Interpretive Summary: Understanding how technologies such as blade tenderization (BT) and hydrodynamic pressure processing (HDP) tenderize tough cuts of meat is vital not only to optimize their tenderization capabilities but to also understand the biological basis for meat tenderness. Thus, top rounds from Brahman cattle were treated by BT, HDP, and BT followed by HDP (BT+HDP) and their influence on muscle protein characteristics were evaluated. All three treatments increased the degree of myofibril fragmentation, indicating a physical disruption of the muscle structure. Electrophoretic separation of muscle proteins indicated that HDP and BT+HDP samples exhibited more direct protein modifications compared to controls than BT samples. These results suggest that BT physically disrupts the muscle structure to improve tenderness while HDP tenderization may potentially be the result of both physical disruption of the muscle structure and direct alterations of muscle proteins.

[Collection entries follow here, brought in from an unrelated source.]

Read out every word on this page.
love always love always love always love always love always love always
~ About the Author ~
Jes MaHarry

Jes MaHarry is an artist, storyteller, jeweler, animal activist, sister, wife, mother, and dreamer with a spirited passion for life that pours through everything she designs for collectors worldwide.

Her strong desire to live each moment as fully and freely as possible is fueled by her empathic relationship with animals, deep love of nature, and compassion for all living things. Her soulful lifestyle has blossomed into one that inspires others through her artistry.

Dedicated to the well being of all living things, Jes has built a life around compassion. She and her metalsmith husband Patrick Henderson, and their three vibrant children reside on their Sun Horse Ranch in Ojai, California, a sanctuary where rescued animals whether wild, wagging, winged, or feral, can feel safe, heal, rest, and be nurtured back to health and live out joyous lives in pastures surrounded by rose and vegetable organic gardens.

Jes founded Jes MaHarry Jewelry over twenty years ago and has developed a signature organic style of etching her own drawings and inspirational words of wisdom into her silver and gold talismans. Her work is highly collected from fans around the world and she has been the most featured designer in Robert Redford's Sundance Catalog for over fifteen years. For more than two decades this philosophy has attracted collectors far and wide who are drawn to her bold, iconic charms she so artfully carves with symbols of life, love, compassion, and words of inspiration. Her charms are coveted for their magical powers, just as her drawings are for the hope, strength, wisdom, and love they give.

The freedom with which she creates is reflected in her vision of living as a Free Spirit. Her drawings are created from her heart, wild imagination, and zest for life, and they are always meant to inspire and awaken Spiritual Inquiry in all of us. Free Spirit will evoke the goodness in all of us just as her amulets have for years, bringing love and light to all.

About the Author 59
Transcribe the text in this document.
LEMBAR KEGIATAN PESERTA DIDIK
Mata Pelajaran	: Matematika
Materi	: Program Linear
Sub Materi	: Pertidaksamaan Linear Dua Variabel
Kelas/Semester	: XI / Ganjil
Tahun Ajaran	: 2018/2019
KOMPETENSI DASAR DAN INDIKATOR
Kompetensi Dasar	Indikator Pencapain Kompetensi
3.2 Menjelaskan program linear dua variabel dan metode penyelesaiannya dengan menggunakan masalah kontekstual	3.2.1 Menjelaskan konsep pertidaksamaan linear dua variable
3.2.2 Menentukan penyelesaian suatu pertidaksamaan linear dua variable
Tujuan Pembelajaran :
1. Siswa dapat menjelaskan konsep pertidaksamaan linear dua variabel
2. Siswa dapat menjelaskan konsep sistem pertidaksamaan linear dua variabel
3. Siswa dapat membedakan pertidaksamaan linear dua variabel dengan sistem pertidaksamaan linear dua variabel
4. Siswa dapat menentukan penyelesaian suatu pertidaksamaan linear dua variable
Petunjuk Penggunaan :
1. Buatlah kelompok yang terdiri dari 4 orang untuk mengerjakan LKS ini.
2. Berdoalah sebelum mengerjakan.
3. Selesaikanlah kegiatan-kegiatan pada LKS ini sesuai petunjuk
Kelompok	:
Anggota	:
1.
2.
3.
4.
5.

Technical Abstract: The tenderness of inherently tough cuts of beef can be improved by using technologies such as blade tenderization (BT) and hydrodynamic pressure processing (HDP). It is not fully understood how these technologies alter muscle proteins and ultrastructure to influence tenderness. The objective of this study was to investigate the effects of BT, HDP, and BT followed by HDP (BT+HDP) on protein characteristics related to tenderness and protein functionality in top rounds from Brahman cattle known to be tough. Top rounds (n=12) were divided in half and assigned to either HDP, BT, or BT+HDP treatments in a balanced incomplete block design. Each treatment sample had a paired control. Samples were analyzed for myofibrillar and sarcoplasmic protein solubility and the SDS-PAGE banding patterns of myofibrillar and sarcoplasmic fractions were determined and related to tenderness measurements (Warner-Bratzler shear force, kgf). Myofibril fragmentation index (MFI) was utilized as an indicator of the breakdown of intra- and intermyofibril linkages. BT, HDP, and BT+HDP treatments increased (p<0.01) MFI approximately 35 percent compared to paired controls, but there were no differences among treatments. MFI was negatively correlated (r=-0.53) to tenderness measurements. Myofibrillar and sarcoplasmic protein solubility did not differ (p>0.05) between control and treated samples nor among treatments. Electrophoretic separation of myofibrillar proteins indicated that HDP and BT+HDP samples had higher (p<0.05) 100-110 kDa to actin band ratios than controls; whereas, BT and control samples had similar 100-110 kDa to actin band ratios. Sarcoplasmic electrophoretic protein gels exhibited minimal differences in the protein banding patterns between HDP, BT, BT+HDP, and control samples. These results suggest that BT physically disrupts the muscle structure to improve tenderness while HDP tenderization may potentially be the result of both physical disruption of the muscle structure and direct alterations of muscle proteins.